Nel ricordo appena trascorso dell'Olocausto ed il pensiero infimo ai caduti in guerra, una menzione speciale per Gennaro Santillo. Lo spezzino salito al cielo nel pieno della sua umanità contrastante e fiorente.
Una vita da mediano, centromediano, regista (nel gergo calcistico attuale), un ragazzo fine, esile e dalla lucidità immensa. Un uomo venuto dal nord, dopo aver portato la sua città (La Spezia) sino in serie B. Dopo aver trascorso sette anni in Liguria, riceve un'offerta importante ed irrinunciabile.
Il Palermo ha appena conquistato la massima serie e le chiavi del centrocampo vengono consegnate ad una mente pensante, geniale e di classe. S'affermerà per otto anni consecutivi, disputando quattro massimi tornei e dopo una retrocessione nella serie cadetta, altre quattro stagioni con i rosanero. Deciderà di chiudere nel Grosseto in serie C.
Un giocatore di spessore, amato da nord a sud, capitano dei rosanero con ben 243 gare disputate, diventerà un idolo incontrastato dei tifosi. Le convocazioni ai raduni della Nazionale di mister Pozzo, seppur non scenderà mai in campo, rappresentano uno stile inconfutabile ed aristocratico.

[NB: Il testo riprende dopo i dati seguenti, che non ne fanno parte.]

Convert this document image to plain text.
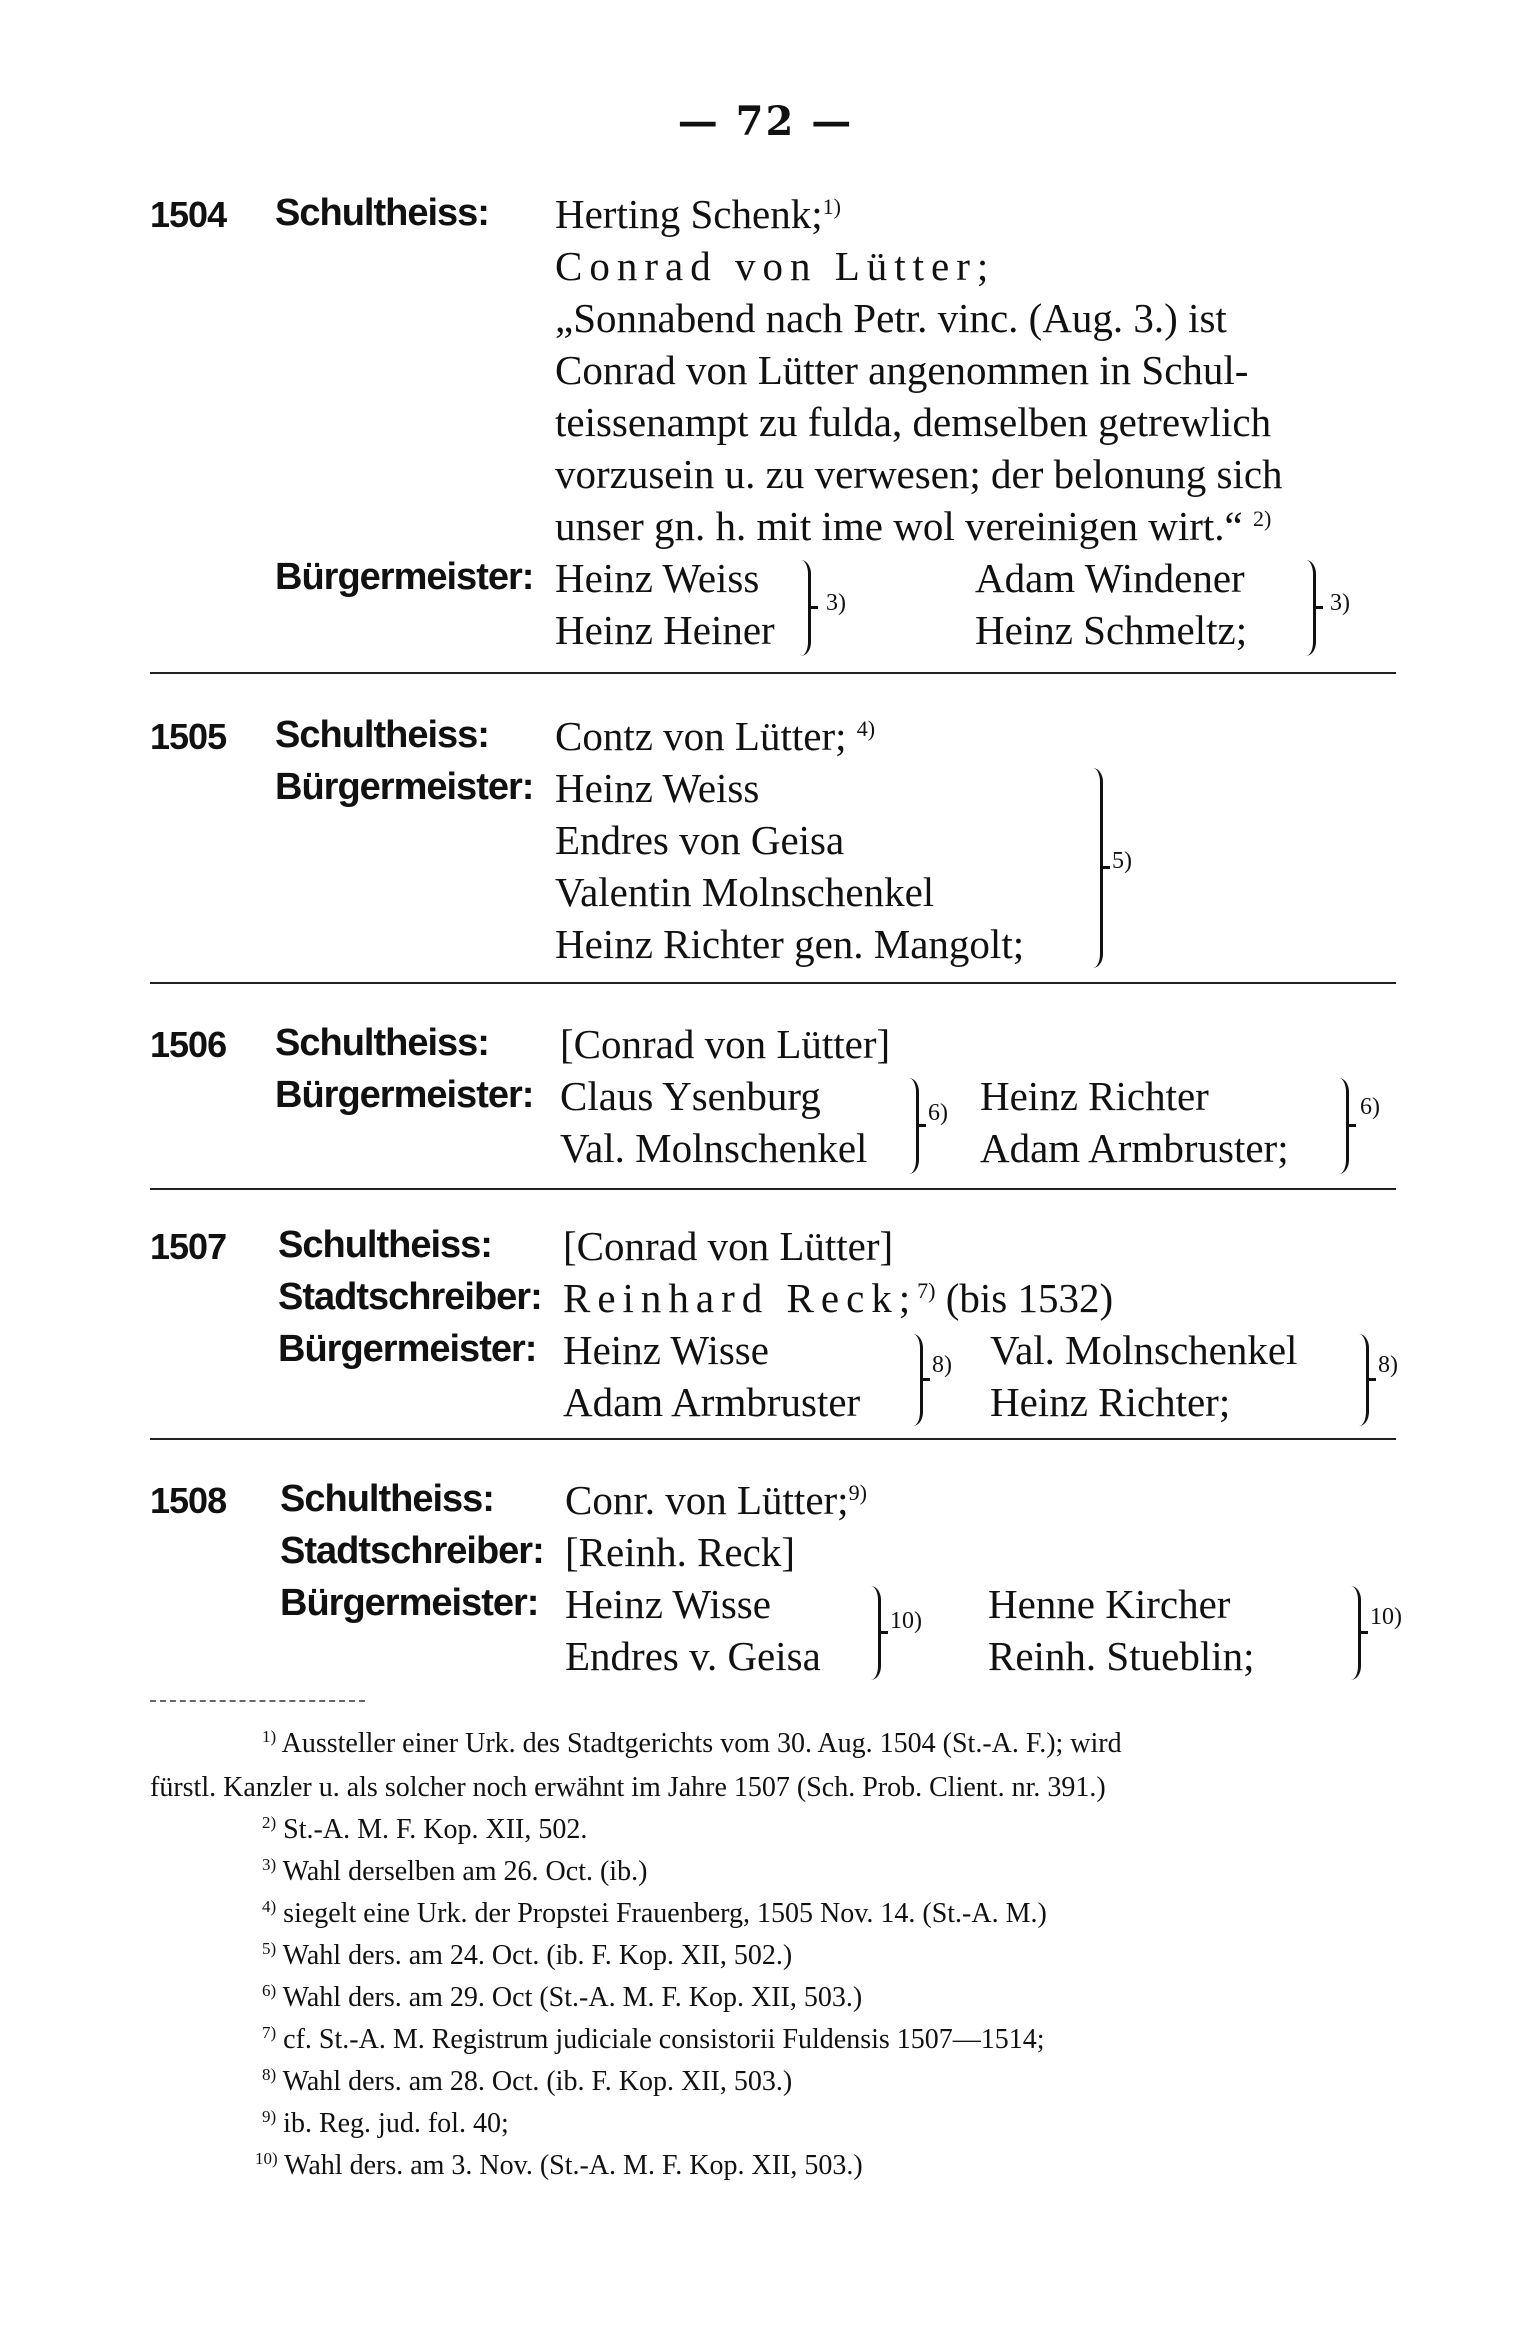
— 72 —
1504 Schultheiss: Herting Schenk;$^{1)}$
Conrad von Lütter;
„Sonnabend nach Petr. vinc. (Aug. 3.) ist
Conrad von Lütter angenommen in Schul-
teissenampt zu fulda, demselben getrewlich
vorzusein u. zu verwesen; der belonung sich
unser gn. h. mit ime wol vereinigen wirt.“ $^{2)}$
Bürgermeister: Heinz Weiss
Heinz Heiner
3)
Adam Windener
Heinz Schmeltz;
3)
1505 Schultheiss: Contz von Lütter; $^{4)}$
Bürgermeister: Heinz Weiss
Endres von Geisa
Valentin Molnschenkel
Heinz Richter gen. Mangolt;
5)
1506 Schultheiss: [Conrad von Lütter]
Bürgermeister: Claus Ysenburg
Val. Molnschenkel
6) Heinz Richter
Adam Armbruster;
6)
1507 Schultheiss: [Conrad von Lütter]
Stadtschreiber: Reinhard Reck;$^{7)}$ (bis 1532)
Bürgermeister: Heinz Wisse
Adam Armbruster
8) Val. Molnschenkel
Heinz Richter;
8)
1508 Schultheiss: Conr. von Lütter;$^{9)}$
Stadtschreiber: [Reinh. Reck]
Bürgermeister: Heinz Wisse
Endres v. Geisa
10) Henne Kircher
Reinh. Stueblin;
10)
$^{1)}$ Aussteller einer Urk. des Stadtgerichts vom 30. Aug. 1504 (St.-A. F.); wird
fürstl. Kanzler u. als solcher noch erwähnt im Jahre 1507 (Sch. Prob. Client. nr. 391.)
$^{2)}$ St.-A. M. F. Kop. XII, 502.
$^{3)}$ Wahl derselben am 26. Oct. (ib.)
$^{4)}$ siegelt eine Urk. der Propstei Frauenberg, 1505 Nov. 14. (St.-A. M.)
$^{5)}$ Wahl ders. am 24. Oct. (ib. F. Kop. XII, 502.)
$^{6)}$ Wahl ders. am 29. Oct (St.-A. M. F. Kop. XII, 503.)
$^{7)}$ cf. St.-A. M. Registrum judiciale consistorii Fuldensis 1507—1514;
$^{8)}$ Wahl ders. am 28. Oct. (ib. F. Kop. XII, 503.)
$^{9)}$ ib. Reg. jud. fol. 40;
$^{10)}$ Wahl ders. am 3. Nov. (St.-A. M. F. Kop. XII, 503.)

Santillo è stato apprezzato e proclamato tra i migliori del ruolo, subito dopo Luisito Monti e Fulvio Bernardini, elogiandone la sua flebile posizione in campo. Fu battezzato come fiato di struzzo e cuor di leone, per quell'impagabile senso della posizione.
Nello splendore della vita terrena, il colpo di grazia subito. Lo scoppio della guerra, quell'impercettibile senso d'inadeguatezza, dovendo scovare i cosiddetti "nemici di campo" e non rincorrendo l'avversario o costruendo geometrie millimetriche. Iniziò un percorso a ritroso, durato pochi mesi che, lo portarono nella nostra Castelvetrano.

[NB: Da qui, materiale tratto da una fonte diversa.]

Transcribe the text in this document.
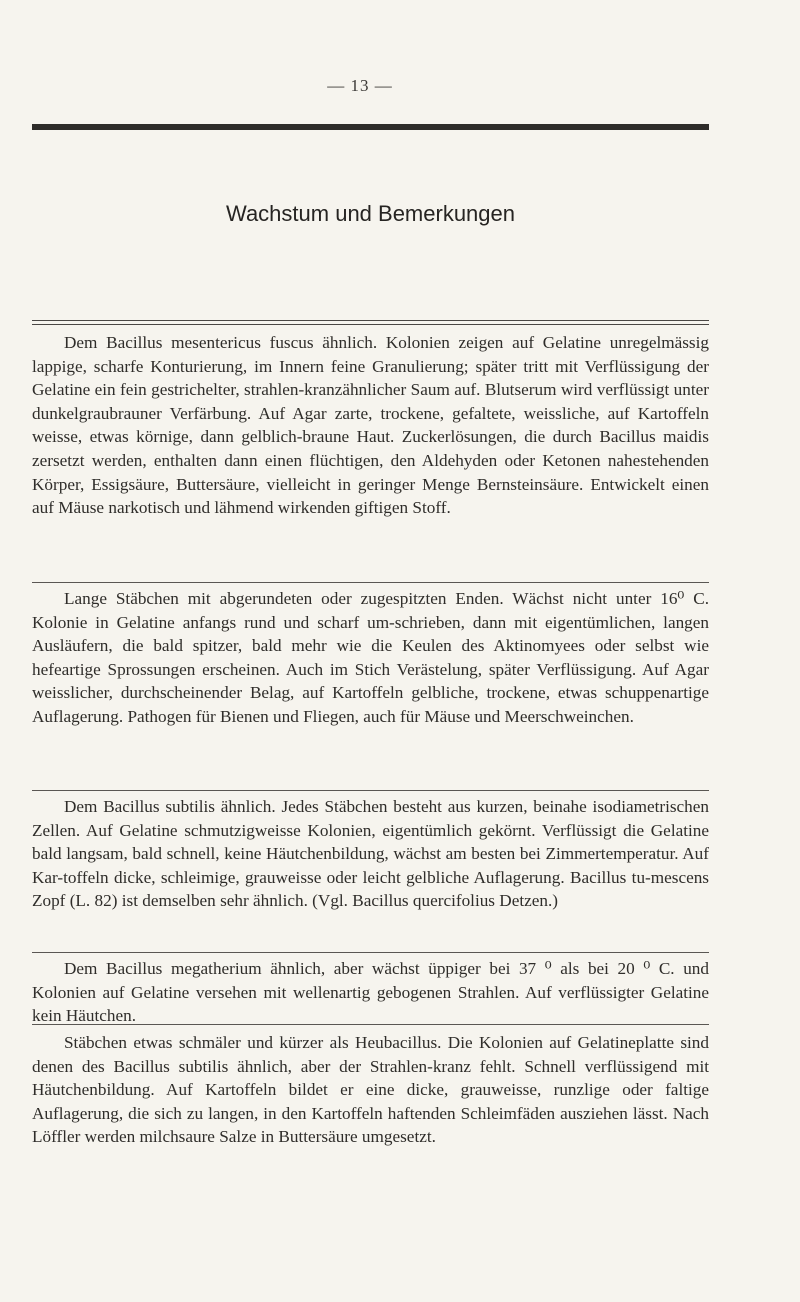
— 13 —
Wachstum und Bemerkungen

Dem Bacillus mesentericus fuscus ähnlich. Kolonien zeigen auf Gelatine unregelmässig lappige, scharfe Konturierung, im Innern feine Granulierung; später tritt mit Verflüssigung der Gelatine ein fein gestrichelter, strahlen-kranzähnlicher Saum auf. Blutserum wird verflüssigt unter dunkelgraubrauner Verfärbung. Auf Agar zarte, trockene, gefaltete, weissliche, auf Kartoffeln weisse, etwas körnige, dann gelblich-braune Haut. Zuckerlösungen, die durch Bacillus maidis zersetzt werden, enthalten dann einen flüchtigen, den Aldehyden oder Ketonen nahestehenden Körper, Essigsäure, Buttersäure, vielleicht in geringer Menge Bernsteinsäure. Entwickelt einen auf Mäuse narkotisch und lähmend wirkenden giftigen Stoff.

Lange Stäbchen mit abgerundeten oder zugespitzten Enden. Wächst nicht unter 16⁰ C. Kolonie in Gelatine anfangs rund und scharf um-schrieben, dann mit eigentümlichen, langen Ausläufern, die bald spitzer, bald mehr wie die Keulen des Aktinomyees oder selbst wie hefeartige Sprossungen erscheinen. Auch im Stich Verästelung, später Verflüssigung. Auf Agar weisslicher, durchscheinender Belag, auf Kartoffeln gelbliche, trockene, etwas schuppenartige Auflagerung. Pathogen für Bienen und Fliegen, auch für Mäuse und Meerschweinchen.

Dem Bacillus subtilis ähnlich. Jedes Stäbchen besteht aus kurzen, beinahe isodiametrischen Zellen. Auf Gelatine schmutzigweisse Kolonien, eigentümlich gekörnt. Verflüssigt die Gelatine bald langsam, bald schnell, keine Häutchenbildung, wächst am besten bei Zimmertemperatur. Auf Kar-toffeln dicke, schleimige, grauweisse oder leicht gelbliche Auflagerung. Bacillus tu-mescens Zopf (L. 82) ist demselben sehr ähnlich. (Vgl. Bacillus quercifolius Detzen.)

Dem Bacillus megatherium ähnlich, aber wächst üppiger bei 37 ⁰ als bei 20 ⁰ C. und Kolonien auf Gelatine versehen mit wellenartig gebogenen Strahlen. Auf verflüssigter Gelatine kein Häutchen.

Stäbchen etwas schmäler und kürzer als Heubacillus. Die Kolonien auf Gelatineplatte sind denen des Bacillus subtilis ähnlich, aber der Strahlen-kranz fehlt. Schnell verflüssigend mit Häutchenbildung. Auf Kartoffeln bildet er eine dicke, grauweisse, runzlige oder faltige Auflagerung, die sich zu langen, in den Kartoffeln haftenden Schleimfäden ausziehen lässt. Nach Löffler werden milchsaure Salze in Buttersäure umgesetzt.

La città, quel lasso di terra immerso ed incastonato tra le meraviglie storiche, vinicole ed olearie, si ritrovò teatro di guerra. Giorni funesti, lontani dalla celestiale consuetudine calcistica, da quegli allenamenti duri, pesanti, fisici e roboanti.
Un convoglio ferroviario nel quale Santillo si ritrovò (13 aprile 1943), come tanti nella nostra città, pieno zeppo di soldati. Lasciati soli nella lotta contro il nemico invisibile e rimediare al mancato controllo di una guerra senza moralità ed utilità. In quell'istante, terminerà la vita di uno dei massimi esponenti calcistici degli anni trenta, bombardato da aerei nemici.

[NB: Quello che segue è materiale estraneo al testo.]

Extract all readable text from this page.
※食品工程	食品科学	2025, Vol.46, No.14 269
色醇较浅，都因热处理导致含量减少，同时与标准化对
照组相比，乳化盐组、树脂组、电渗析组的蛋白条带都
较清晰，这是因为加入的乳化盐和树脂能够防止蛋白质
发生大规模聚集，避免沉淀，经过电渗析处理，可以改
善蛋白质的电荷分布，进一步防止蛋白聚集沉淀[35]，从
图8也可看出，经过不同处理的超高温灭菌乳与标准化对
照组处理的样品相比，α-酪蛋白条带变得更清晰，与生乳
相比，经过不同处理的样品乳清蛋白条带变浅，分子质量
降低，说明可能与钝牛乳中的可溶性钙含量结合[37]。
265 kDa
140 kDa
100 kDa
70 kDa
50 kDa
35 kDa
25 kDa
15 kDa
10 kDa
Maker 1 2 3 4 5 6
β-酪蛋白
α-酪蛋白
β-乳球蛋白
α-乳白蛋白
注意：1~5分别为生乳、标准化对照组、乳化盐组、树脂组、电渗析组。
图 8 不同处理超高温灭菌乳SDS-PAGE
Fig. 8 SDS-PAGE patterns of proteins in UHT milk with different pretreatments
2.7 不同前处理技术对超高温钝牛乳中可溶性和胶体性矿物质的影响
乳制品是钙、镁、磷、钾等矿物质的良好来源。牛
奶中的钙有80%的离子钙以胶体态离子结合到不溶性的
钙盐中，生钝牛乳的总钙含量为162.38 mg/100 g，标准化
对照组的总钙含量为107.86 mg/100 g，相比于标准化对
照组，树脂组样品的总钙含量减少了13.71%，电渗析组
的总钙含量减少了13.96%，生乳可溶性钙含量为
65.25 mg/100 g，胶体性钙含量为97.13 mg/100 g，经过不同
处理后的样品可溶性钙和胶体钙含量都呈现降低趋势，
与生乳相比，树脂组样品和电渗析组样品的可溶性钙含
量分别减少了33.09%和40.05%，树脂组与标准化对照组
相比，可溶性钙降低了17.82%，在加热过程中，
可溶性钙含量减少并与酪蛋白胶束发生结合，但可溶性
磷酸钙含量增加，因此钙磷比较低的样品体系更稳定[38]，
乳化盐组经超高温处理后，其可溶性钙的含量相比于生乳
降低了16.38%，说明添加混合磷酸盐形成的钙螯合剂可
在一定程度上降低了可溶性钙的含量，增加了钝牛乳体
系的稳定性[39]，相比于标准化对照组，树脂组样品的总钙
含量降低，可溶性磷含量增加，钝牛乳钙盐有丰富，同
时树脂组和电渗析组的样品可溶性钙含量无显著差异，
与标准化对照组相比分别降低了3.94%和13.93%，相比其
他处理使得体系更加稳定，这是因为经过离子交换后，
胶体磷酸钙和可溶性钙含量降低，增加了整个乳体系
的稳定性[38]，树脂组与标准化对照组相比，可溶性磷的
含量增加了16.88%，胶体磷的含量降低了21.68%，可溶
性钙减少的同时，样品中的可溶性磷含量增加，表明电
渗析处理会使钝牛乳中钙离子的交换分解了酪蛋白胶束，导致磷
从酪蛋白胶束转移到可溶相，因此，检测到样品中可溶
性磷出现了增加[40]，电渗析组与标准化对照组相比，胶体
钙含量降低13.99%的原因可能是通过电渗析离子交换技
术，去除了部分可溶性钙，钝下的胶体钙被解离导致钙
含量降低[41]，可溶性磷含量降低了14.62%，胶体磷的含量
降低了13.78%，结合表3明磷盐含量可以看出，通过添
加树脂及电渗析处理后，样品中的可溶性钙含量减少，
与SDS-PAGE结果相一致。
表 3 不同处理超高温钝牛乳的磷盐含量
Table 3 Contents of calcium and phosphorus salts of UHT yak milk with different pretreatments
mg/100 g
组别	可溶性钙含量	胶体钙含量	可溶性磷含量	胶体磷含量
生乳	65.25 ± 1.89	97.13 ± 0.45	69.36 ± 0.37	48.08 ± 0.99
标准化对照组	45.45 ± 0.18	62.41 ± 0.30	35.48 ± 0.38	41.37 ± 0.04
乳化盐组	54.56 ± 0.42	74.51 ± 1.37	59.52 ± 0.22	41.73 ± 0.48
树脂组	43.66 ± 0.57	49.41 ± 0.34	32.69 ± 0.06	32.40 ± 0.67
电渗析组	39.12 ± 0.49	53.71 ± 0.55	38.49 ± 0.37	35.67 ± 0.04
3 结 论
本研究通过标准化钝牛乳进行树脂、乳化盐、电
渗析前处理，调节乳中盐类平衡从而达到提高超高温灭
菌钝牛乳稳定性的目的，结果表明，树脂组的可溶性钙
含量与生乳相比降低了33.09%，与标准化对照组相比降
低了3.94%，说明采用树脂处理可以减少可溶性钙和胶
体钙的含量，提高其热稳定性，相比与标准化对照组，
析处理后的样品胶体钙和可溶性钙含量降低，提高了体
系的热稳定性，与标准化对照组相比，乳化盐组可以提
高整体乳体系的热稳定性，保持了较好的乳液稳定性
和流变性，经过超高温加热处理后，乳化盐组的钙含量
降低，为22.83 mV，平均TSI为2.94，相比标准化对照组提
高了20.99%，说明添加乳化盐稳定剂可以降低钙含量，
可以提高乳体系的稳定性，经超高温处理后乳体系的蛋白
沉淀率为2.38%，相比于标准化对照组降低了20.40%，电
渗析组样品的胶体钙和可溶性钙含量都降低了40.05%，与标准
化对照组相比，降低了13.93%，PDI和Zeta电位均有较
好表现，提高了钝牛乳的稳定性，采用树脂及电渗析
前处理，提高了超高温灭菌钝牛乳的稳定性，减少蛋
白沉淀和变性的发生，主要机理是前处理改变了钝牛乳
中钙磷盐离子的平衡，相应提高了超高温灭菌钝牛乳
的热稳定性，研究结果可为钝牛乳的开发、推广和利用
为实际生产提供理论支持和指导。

La fine ingiusta ed ingloriosa di un uomo che, stava iniziando un secondo percorso calcistico, insegnando schemi e tecnica ai suoi allievi. Castelvetrano è stato il suo ultimo atto presente, sperando di attraversare quell'orizzonte buio per cui era stato chiamato ed invece, ha rappresentato il passaggio verso la morte.
Santillo è stato e sarà ricordato come una voce nell'immensa ingiustizia storica, figlio dell'anarchia mentale e quella mancata gestione emotiva.
Coloro che son partiti da lontano, hann vissuto, combattuto, lottato e perso la vita in molti casi senza poter coltivare e realizzare i propri sogni futuri. Non dimentichiamoli e lasciamoli nell'indesiderato possesso storico, alimentando una forte convinzione di poter cambiare le regole della vita.